朝も早くから集まり、泳ぎに騒ぎに奮闘した上条一行は、皆一様に満足した表情で帰路についていた。  
「泳ぎに泳ぎましたねー…こっそりと明後日あたり筋肉痛になっていないかとても心配な小萌先生なのですー…」  
しょんぼりと、全然こっそりじゃなく宣う小萌先生。  
「明後日。あたりというのが。ミソだと思う…」  
その後ろを歩く姫神が、口の端をぴくぴくさせながら(笑いを堪えているらしい)ボソリと呟くと、  
「…明後日、ね。……先生も大変ですね、いろいろと」  
それに合わせて肩を竦める吹寄。  
 
「な、なんなんですかー! 明後日明後日連呼しないでくださいー!」  
腕をブンブン振り回しながら抗議する小萌先生を眺めながら、上条は思わず笑い出していた。  
「…笑っちゃ可哀相でしょうが。

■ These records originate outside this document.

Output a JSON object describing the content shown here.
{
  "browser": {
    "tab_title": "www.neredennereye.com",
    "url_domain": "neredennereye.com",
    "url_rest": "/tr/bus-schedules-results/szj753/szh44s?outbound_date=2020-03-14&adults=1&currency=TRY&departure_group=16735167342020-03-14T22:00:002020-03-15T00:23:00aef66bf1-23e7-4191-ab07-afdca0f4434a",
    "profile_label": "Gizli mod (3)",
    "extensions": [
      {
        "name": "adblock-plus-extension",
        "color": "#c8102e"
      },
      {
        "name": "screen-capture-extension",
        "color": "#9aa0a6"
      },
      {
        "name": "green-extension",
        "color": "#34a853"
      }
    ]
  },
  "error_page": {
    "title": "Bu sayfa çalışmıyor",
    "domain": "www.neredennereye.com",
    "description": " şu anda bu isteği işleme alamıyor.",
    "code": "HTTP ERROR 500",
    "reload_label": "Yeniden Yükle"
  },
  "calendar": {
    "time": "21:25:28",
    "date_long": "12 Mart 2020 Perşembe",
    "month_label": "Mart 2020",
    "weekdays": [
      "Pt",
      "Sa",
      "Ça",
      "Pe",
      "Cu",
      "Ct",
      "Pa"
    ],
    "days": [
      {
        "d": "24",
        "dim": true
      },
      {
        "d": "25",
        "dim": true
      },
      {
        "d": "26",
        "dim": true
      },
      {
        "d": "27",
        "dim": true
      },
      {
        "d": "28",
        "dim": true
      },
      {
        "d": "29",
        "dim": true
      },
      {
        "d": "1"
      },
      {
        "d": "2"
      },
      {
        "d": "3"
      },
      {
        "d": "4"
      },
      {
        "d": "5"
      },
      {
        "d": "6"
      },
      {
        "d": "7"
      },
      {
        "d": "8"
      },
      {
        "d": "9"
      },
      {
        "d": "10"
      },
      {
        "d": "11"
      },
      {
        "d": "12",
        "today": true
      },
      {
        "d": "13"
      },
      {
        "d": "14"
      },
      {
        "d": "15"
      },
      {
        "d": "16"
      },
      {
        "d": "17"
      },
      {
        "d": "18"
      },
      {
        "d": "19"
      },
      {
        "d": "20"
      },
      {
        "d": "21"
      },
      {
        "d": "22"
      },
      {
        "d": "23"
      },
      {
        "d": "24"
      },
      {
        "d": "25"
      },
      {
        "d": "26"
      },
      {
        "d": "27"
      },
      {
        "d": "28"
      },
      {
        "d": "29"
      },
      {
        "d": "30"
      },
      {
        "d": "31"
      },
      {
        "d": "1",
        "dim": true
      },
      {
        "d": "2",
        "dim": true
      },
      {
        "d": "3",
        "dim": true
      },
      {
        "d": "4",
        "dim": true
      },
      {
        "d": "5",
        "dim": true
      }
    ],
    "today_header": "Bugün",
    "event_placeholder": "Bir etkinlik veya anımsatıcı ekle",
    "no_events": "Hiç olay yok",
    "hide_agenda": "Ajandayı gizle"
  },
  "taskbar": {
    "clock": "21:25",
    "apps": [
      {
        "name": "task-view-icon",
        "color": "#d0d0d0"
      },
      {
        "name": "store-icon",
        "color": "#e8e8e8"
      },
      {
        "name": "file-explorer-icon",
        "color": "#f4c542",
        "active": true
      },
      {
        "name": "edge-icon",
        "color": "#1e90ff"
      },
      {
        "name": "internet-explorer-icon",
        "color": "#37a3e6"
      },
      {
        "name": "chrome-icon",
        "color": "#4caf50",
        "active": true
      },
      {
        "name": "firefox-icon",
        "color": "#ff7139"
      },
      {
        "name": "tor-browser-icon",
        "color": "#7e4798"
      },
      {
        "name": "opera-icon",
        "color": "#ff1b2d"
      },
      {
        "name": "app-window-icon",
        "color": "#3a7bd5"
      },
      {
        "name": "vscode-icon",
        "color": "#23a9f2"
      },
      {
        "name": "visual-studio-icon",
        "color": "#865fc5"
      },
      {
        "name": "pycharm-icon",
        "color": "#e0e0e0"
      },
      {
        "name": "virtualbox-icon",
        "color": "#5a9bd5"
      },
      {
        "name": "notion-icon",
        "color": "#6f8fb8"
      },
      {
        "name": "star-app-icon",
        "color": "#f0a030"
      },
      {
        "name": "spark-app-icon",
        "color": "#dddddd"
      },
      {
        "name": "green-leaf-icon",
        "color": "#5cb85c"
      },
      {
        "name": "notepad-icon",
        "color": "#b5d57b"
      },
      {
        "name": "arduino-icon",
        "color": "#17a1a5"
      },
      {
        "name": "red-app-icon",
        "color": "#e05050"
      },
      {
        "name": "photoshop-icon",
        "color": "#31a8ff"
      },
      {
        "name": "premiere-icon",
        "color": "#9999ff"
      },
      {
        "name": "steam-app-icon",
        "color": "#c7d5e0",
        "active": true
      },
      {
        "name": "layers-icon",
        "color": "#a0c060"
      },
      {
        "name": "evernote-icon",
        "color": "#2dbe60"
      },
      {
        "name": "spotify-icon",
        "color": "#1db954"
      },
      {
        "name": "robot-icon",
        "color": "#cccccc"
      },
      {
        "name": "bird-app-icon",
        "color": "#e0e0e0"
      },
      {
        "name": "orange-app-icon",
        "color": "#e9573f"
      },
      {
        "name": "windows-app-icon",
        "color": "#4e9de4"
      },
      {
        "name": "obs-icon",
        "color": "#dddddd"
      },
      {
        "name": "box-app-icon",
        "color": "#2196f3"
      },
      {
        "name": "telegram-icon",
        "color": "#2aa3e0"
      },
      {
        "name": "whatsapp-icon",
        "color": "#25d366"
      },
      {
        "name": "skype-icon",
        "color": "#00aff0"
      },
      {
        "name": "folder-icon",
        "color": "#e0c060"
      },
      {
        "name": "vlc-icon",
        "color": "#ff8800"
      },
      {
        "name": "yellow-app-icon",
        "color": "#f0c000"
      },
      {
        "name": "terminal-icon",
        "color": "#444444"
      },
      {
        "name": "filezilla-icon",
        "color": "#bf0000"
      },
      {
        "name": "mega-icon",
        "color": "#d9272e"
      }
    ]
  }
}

仮にも先生なんでしょ?」  
そういいながら上条の脇を肘でつつく御坂美琴の表情も、どこと無く笑いを堪えているように見えるのは気のせいか。  
「ぶ、ぷぷー!! 笑っては失礼ですのに…わ、笑いが…クッ…ぷはー!」  
腹を抱えて身もだえながら大爆笑(堪え気味)している白井に至っては正直他人の振りを押し通したいくらいである。  
 
「明後日? どういうことかな? 説明してほしいかも」  
一人理解の遅れているシスターがいるが、今後メインを張ることが(多分)ないのでスルー推奨。  
そんなこんなで夕暮れの中を歩く一行。  
楽しげに言葉を交わす一行の最後尾で、美琴がゆっくりと口を開いた。  
「…あの、さ…」  
隣にいる上条にだけ聞こえるような小さな声で美琴は言う。  
「…ん?」  
「…今度また、誘ってもいい? その時は二人っきりで。…話したい、こともあるし…」  
怖ず怖ずと言葉を紡ぐその様子は普段のそれと丸っきり違う弱々しいものだ。  
 
「私の中で…いろいろとケリをつけて、それで…」  
段々と尻すぼみになっていく言葉。  
そんな美琴の前でも普段と変わらず、  
「…ったく…改まって何言ってんだよ御坂」  
暢気そうな面で答える。  
「別に迷惑じゃねーんだからさ。あいや、電撃の槍と超電磁砲は勘弁な、あれマジ恐ェから」  
けだるそうな上条の横顔は、どこか吹っ切れたような表情で。  
「何よ! 私がなんかするとき決まってアンタが悪いんでしょうが!」  
「はいぃ!? 責任転嫁かよエース様が」  
「ぁにふざけたこと言ってんの!? あの時だってアンタが…」  
「あれはお前が」  
 
いつものような変わらぬ口論。  
これが今の美琴が望んだことで、美琴の気持ちそのものなのだ。  
いつか、いつかきっと…自分の気持ちが抑えられなくなるその時まで。  
 
軽口のたたき合える友達でいよう。  
 
上条の側に。  
 
愛しき人の、すぐ側に。  
 
しかしまぁ、御坂美琴の気苦労はこれからも絶えることがなさそうだ。  
何せ姫神秋沙や吹寄制理だけでなく、近くで笑い転げている白井黒子まで上条を巡る争奪戦(?)に入り込んでしまうのだから。  
新たな不幸に、ぶっちゃけ上条がついていけるか心配である。